Eustace Mullins covered this in his book called Secrets of the Federal Reserve. He stated in pp. 78-79 (emphasis added):

The story goes much further than Perlo suspects. J. Henry Schroder [who owned the German subsidiary of the Schroeder Bank which Hitler banked with] WAS the Anglo-German Fellowship, the English equivalent of the America First movement, and also attracting patriots who did not wish to see their nation involved in a needless war with Germany. During the 1930s, until the outbreak of World War II, the Schroders poured money into the Anglo-German Fellowship, with the result that Hitler was convinced he had a large pro-German fifth column in England composed of many prominent politicians and financiers. The two divergent political groups in the 1930s in England were the War Party, led by W inston Churchill, who furiously demanded that England go to war against Germany, and the Appeasement Party, led by Neville Chamberlain. After Munich, Hitler believed the Chamberlain group to be the dominant party in England, and Churchill a minor rabble-rouser. Because his own financial backers, the Schroders, were sponsoring the Appeasement Party, Hitler believed there would be no war. He did not suspect that the backers of the Appeasement Party, now that Chamberlain had served his purpose in duping Hitler, would cast Chamberlain aside and make Churchill the Prime Minister. It was not only Chamberlain, but also Hitler, who came away from Munich believing that it would be "Peace in our time."
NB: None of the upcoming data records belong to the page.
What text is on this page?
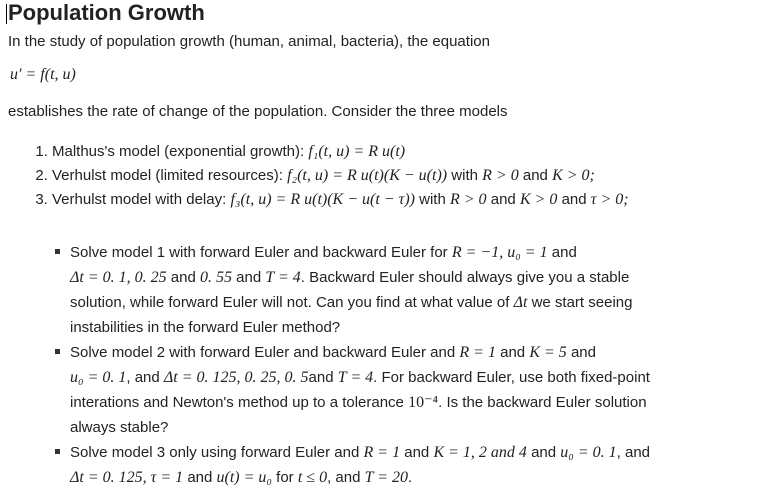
Population Growth

In the study of population growth (human, animal, bacteria), the equation

u′ = f(t, u)

establishes the rate of change of the population. Consider the three models

1. Malthus's model (exponential growth): f₁(t, u) = R u(t)
2. Verhulst model (limited resources): f₂(t, u) = R u(t)(K − u(t)) with R > 0 and K > 0;
3. Verhulst model with delay: f₃(t, u) = R u(t)(K − u(t − τ)) with R > 0 and K > 0 and τ > 0;
Solve model 1 with forward Euler and backward Euler for R = −1, u₀ = 1 and
Δt = 0. 1, 0. 25 and 0. 55 and T = 4. Backward Euler should always give you a stable
solution, while forward Euler will not. Can you find at what value of Δt we start seeing
instabilities in the forward Euler method?
Solve model 2 with forward Euler and backward Euler and R = 1 and K = 5 and
u₀ = 0. 1, and Δt = 0. 125, 0. 25, 0. 5and T = 4. For backward Euler, use both fixed-point
interations and Newton's method up to a tolerance 10⁻⁴. Is the backward Euler solution
always stable?
Solve model 3 only using forward Euler and R = 1 and K = 1, 2 and 4 and u₀ = 0. 1, and
Δt = 0. 125, τ = 1 and u(t) = u₀ for t ≤ 0, and T = 20.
The success of the Schroders in duping Hitler into this belief explains several of the most puzzling questions of World War II. Why did Hitler allow the British Army to decamp from Dunkirk and return home, when he could have wiped them out? Against the frantic advice of his generals, who wished to deliver the coup de grace to the English Army, Hitler held back because he did not wish to alienate his supposed vast following in England. For the same reason, he refused to invade England during a period when he had military superiority, believing that it would not be necessary, as the Anglo-German Fellowship group was ready to make peace with him. The Rudolf Hess flight to England was an attempt to confirm that the Schroder group was ready to make peace and form a common bond against the Soviets. Rudolf Hess continues to languish in prison today, many years after the war, because he would, if released, testify that he had gone to England to contact the members of the Anglo-German Fellowship, that is, the Schroder group, about ending the war.

I personally find this very enlightening as to why Rudolf Hess took his flight. He was no traitor at all, but merely trying to contact what he and Hitler believed were a loyal support base in Englan d for the sake of peace. It also explains the puzzling enigma of Dunkirk. Hitler was not merely being magnanimous to the British, but he was also hoping that his act of kindness would result in the activation of the pro-peace faction in Britain, to end the war, at least on that front.